Hosting presidents and prime ministers of Pakistan as well as major political leaders like Imran Khan at our Pakistan-specific event for 12 years, we requested some renowned non-Pakistanis to join the panel to discuss Pakistan and the Region.  Prime Minister Mian Nawaz Sharif had earlier declined our invitation to participate in our traditional PAKISTAN BREAKFAST on Sat, 24 Jan, 2015. Minister Fatemi politely explaining that 6.30 – 8.30 am event was not possible since the Prime Minister had to leave Davos at 9.30 am.

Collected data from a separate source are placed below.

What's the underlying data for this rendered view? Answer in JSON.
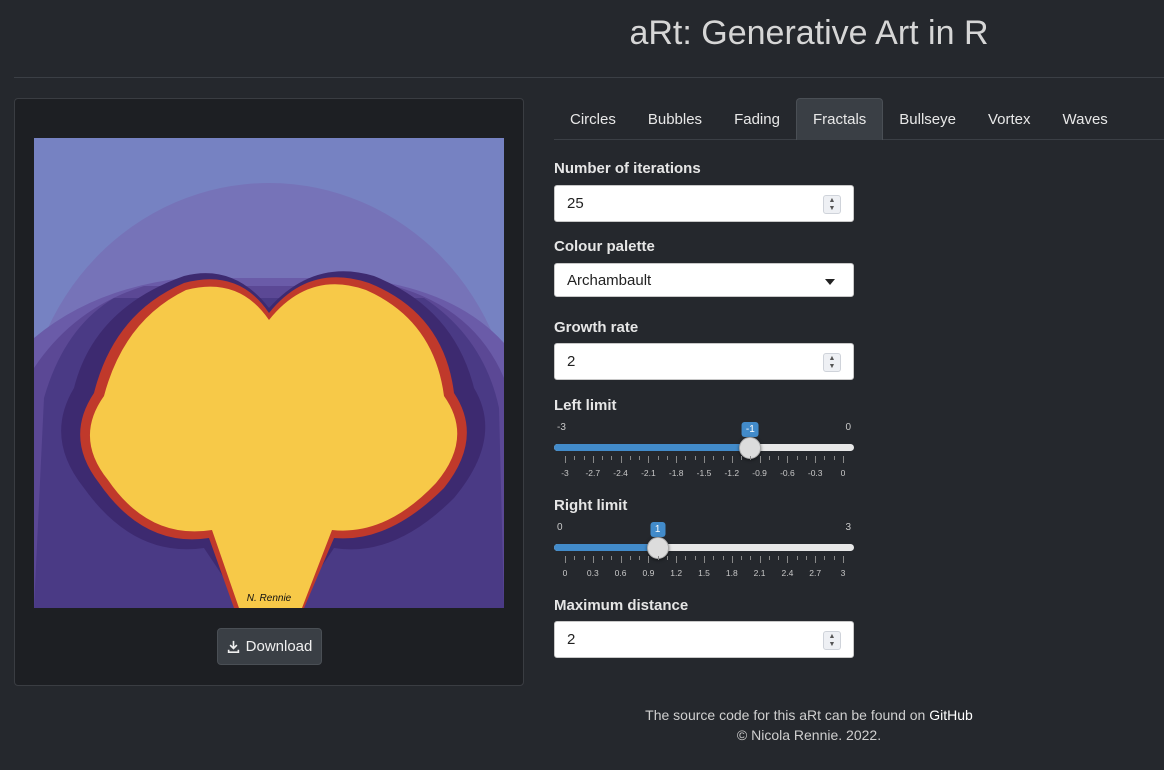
{
  "app_title": "aRt: Generative Art in R",
  "art": {
    "signature": "N. Rennie",
    "colors": {
      "background": "#7682c2",
      "light": "#7673b8",
      "mid": "#6a5ba8",
      "dark": "#5b4895",
      "deep": "#3d2a70",
      "core": "#f7c948",
      "edge": "#c0392b"
    }
  },
  "download": {
    "label": "Download",
    "icon": "download-icon"
  },
  "tabs": [
    {
      "label": "Circles"
    },
    {
      "label": "Bubbles"
    },
    {
      "label": "Fading"
    },
    {
      "label": "Fractals",
      "active": true
    },
    {
      "label": "Bullseye"
    },
    {
      "label": "Vortex"
    },
    {
      "label": "Waves"
    }
  ],
  "controls": {
    "iterations": {
      "label": "Number of iterations",
      "value": "25"
    },
    "palette": {
      "label": "Colour palette",
      "value": "Archambault"
    },
    "growth": {
      "label": "Growth rate",
      "value": "2"
    },
    "left_limit": {
      "label": "Left limit",
      "min": -3,
      "max": 0,
      "value": -1,
      "min_label": "-3",
      "max_label": "0",
      "value_label": "-1",
      "ticks": [
        "-3",
        "-2.7",
        "-2.4",
        "-2.1",
        "-1.8",
        "-1.5",
        "-1.2",
        "-0.9",
        "-0.6",
        "-0.3",
        "0"
      ]
    },
    "right_limit": {
      "label": "Right limit",
      "min": 0,
      "max": 3,
      "value": 1,
      "min_label": "0",
      "max_label": "3",
      "value_label": "1",
      "ticks": [
        "0",
        "0.3",
        "0.6",
        "0.9",
        "1.2",
        "1.5",
        "1.8",
        "2.1",
        "2.4",
        "2.7",
        "3"
      ]
    },
    "max_distance": {
      "label": "Maximum distance",
      "value": "2"
    }
  },
  "footer": {
    "line1_text": "The source code for this aRt can be found on",
    "link_label": "GitHub",
    "line2": "© Nicola Rennie. 2022."
  },
  "accent_color": "#428bca"
}
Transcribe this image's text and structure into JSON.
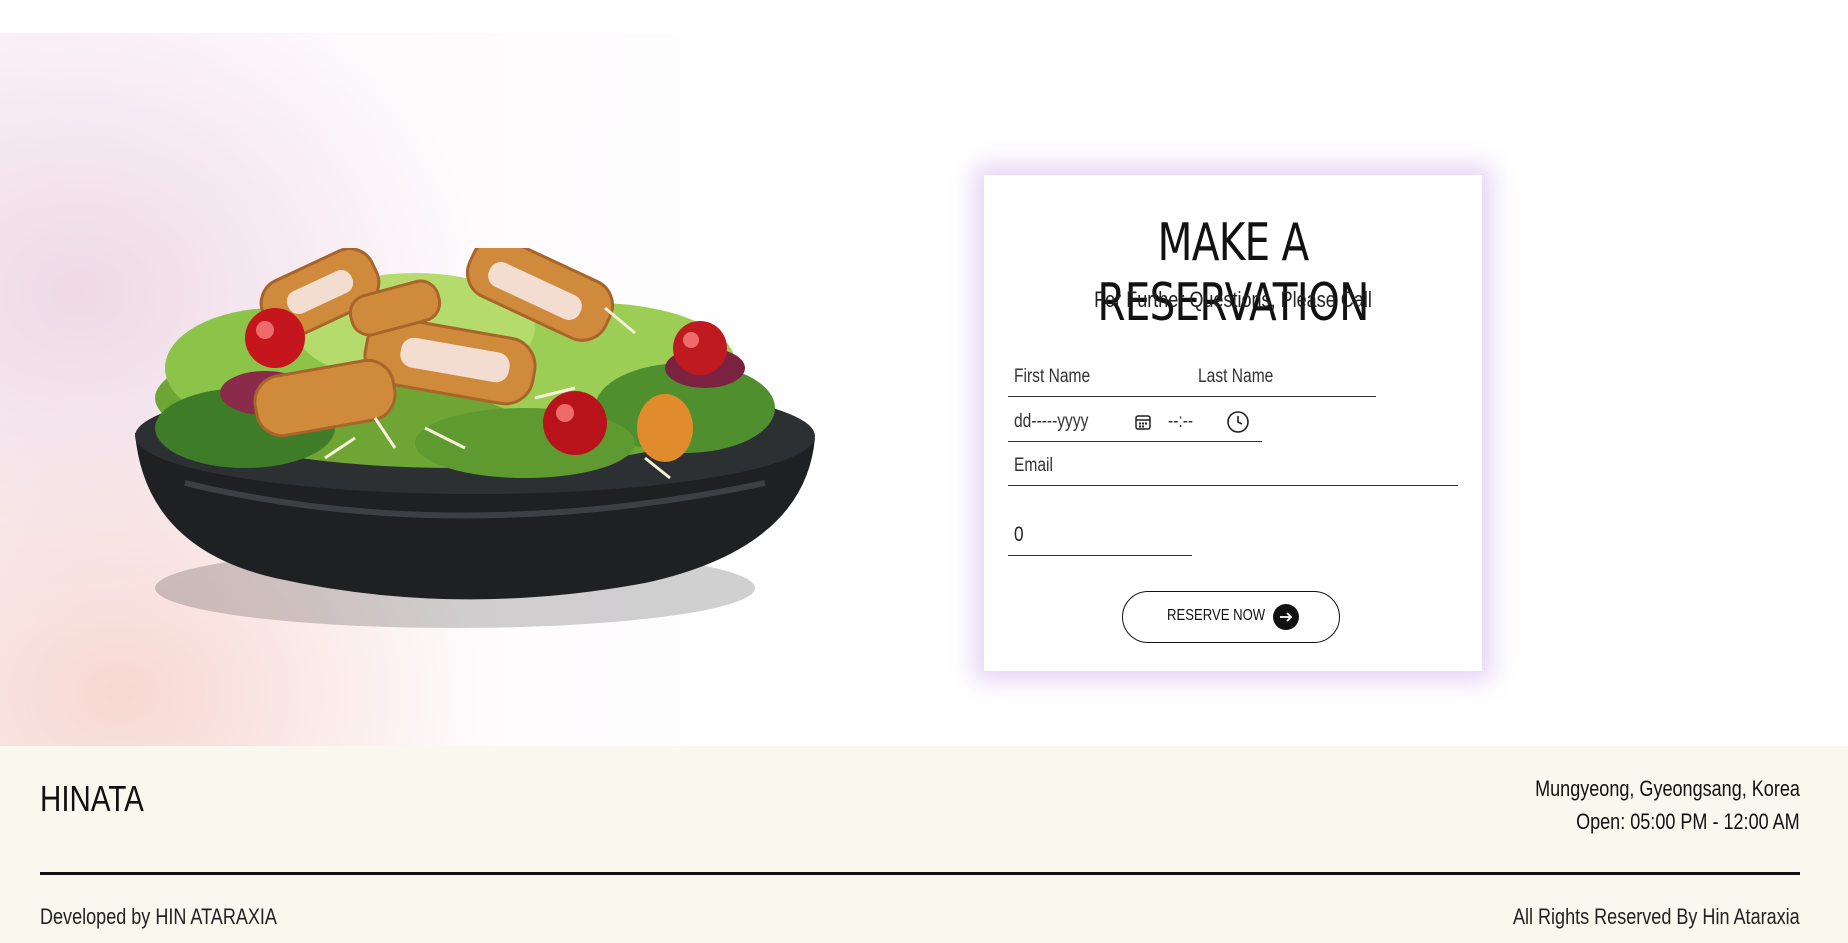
{
  "reservation": {
    "title": "MAKE A RESERVATION",
    "subtitle": "For Further Questions, Please Call",
    "first_name_placeholder": "First Name",
    "last_name_placeholder": "Last Name",
    "date_placeholder": "dd-----yyyy",
    "time_placeholder": "--:--",
    "email_placeholder": "Email",
    "guests_value": "0",
    "reserve_label": "RESERVE NOW"
  },
  "footer": {
    "brand": "HINATA",
    "address": "Mungyeong, Gyeongsang, Korea",
    "hours": "Open: 05:00 PM - 12:00 AM",
    "developed_by": "Developed by HIN ATARAXIA",
    "rights": "All Rights Reserved By Hin Ataraxia"
  },
  "icons": {
    "calendar": "calendar-icon",
    "clock": "clock-icon",
    "arrow": "arrow-right-icon"
  },
  "colors": {
    "card_glow": "#c8a0eb",
    "footer_bg": "#f8f8ef",
    "text": "#111111"
  }
}
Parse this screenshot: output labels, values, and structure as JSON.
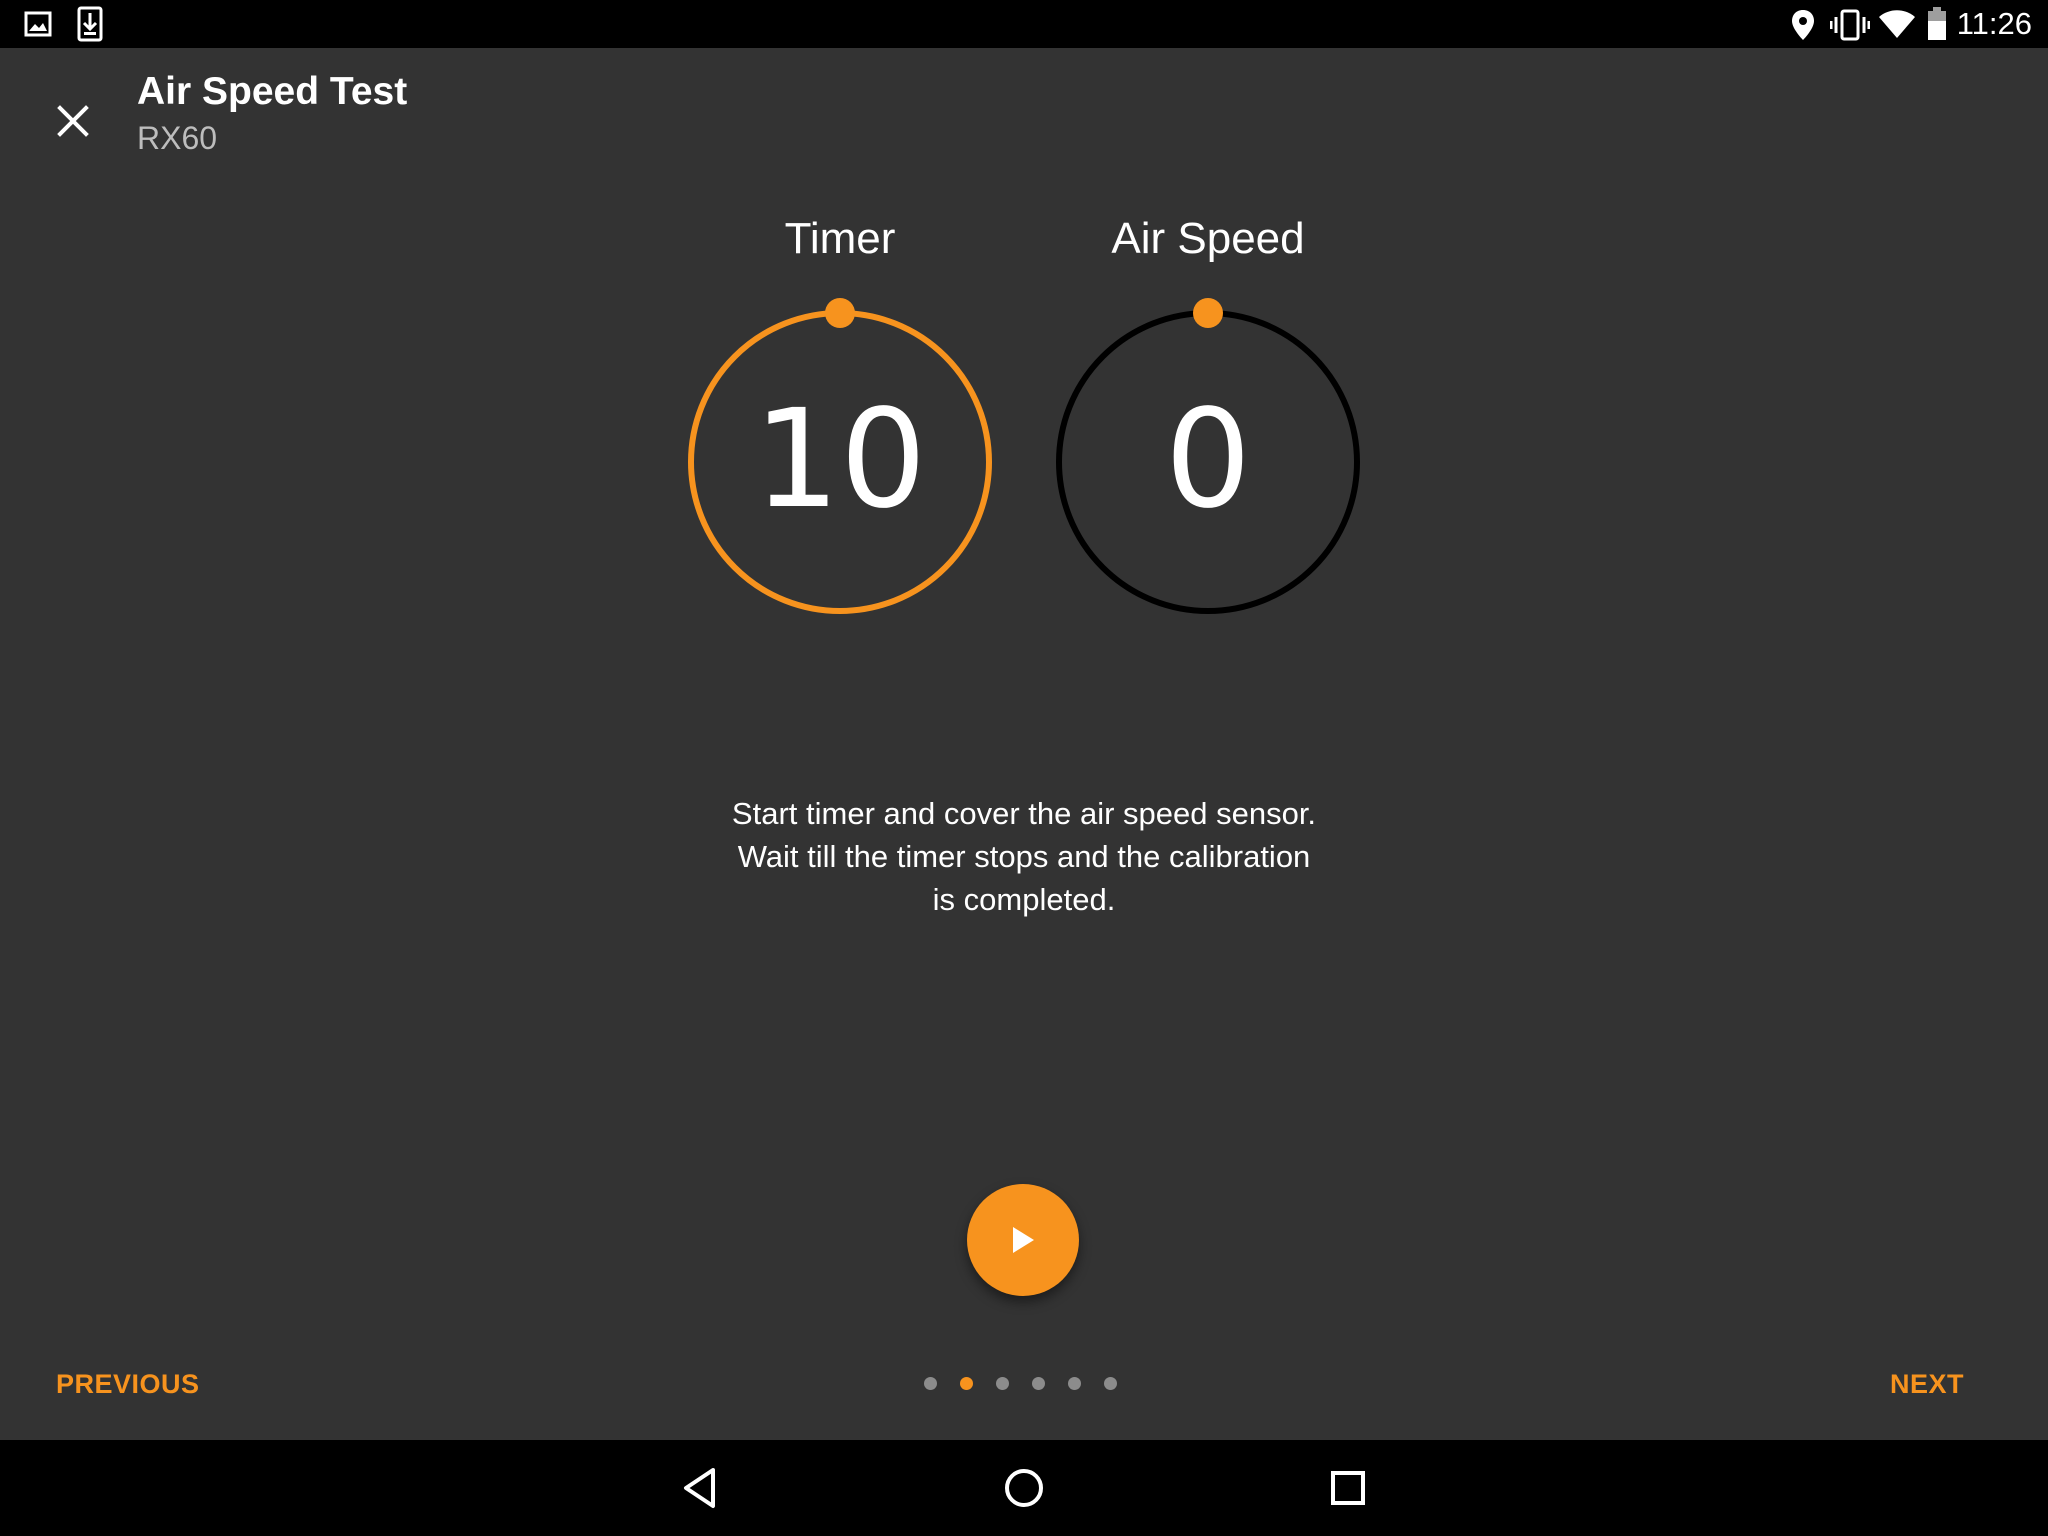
{
  "status_bar": {
    "time": "11:26",
    "left_icons": [
      "image-icon",
      "download-icon"
    ],
    "right_icons": [
      "location-icon",
      "vibrate-icon",
      "wifi-icon",
      "battery-icon"
    ]
  },
  "app_bar": {
    "title": "Air Speed Test",
    "subtitle": "RX60",
    "close_icon": "close-icon"
  },
  "gauges": {
    "timer": {
      "label": "Timer",
      "value": "10",
      "ring_color": "#f7931e",
      "progress": 1.0
    },
    "air_speed": {
      "label": "Air Speed",
      "value": "0",
      "ring_color": "#000000",
      "progress": 0.0
    }
  },
  "instructions": "Start timer and cover the air speed sensor. Wait till the timer stops and the calibration is completed.",
  "fab": {
    "icon": "play-icon"
  },
  "footer": {
    "previous_label": "PREVIOUS",
    "next_label": "NEXT",
    "page_count": 6,
    "current_page": 2
  },
  "colors": {
    "accent": "#f7931e",
    "background": "#333333",
    "bar": "#000000"
  },
  "nav_bar": {
    "icons": [
      "back-icon",
      "home-icon",
      "recents-icon"
    ]
  }
}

Sharif has a “Davos Jinx”, he cancelled his trip for the second year running.

 

We were honored and privileged by Ross Perot Jr, Chairman “The Perot Companies” and Chairman EastWest Institute (EWI), joining Francis Matthew, Editor at Large, Gulf News, and Pakistan’s Ambassador to the UN Zamir Akram on a distinguished panel. Compered by my son, Zarrar Sehgal, WEF Young Global Leader (YGL) in his own right, the Speakers on the panel were all at their brilliant best. With participants doing the rounds of the Davos party circuit on Friday night finding it almost impossible to make it so early in Saturday morning, even then 75 of the 100 expected turned up. Some WEF Pakistani members had left but for some it is difficult getting over a hangover, the veneer of patriotism notwithstanding. One must acknowledge outstanding Pakistanis like Javed Akhai, Chairman Martin Dow Pharmaceuticals, who not only contributed immensely but volunteered to participate in an expanded future event and industry titans like Husain Dawood, stalwart in his support as usual. One misses the contribution to WEF by Zakir Mahmood, formerly President Habib Bank Limited and Atif Bokhari, President NIB (then President UBL).

 

The feedback from the participants about the Session was that they were able to understand our viewpoint far better given that non-Pakistanis were giving an objective and credible viewpoint. Troubled by a number of issues and with the new Modi govt in India hell-bent on a Pakistan-fixated hegemonistic agenda, Pakistan is facing political, military, economic and social difficulties exacerbated by the shortcomings of our political leaders and bad governance thereof.

 

As Joseph Stiglitz paraphrasing President Bill Clinton’s remark about the economy that won him the US Presidential election in 1992 put it recently, “it’s the politics, stupid!” Davos gives us an opportunity to present our correct narrative to a world audience.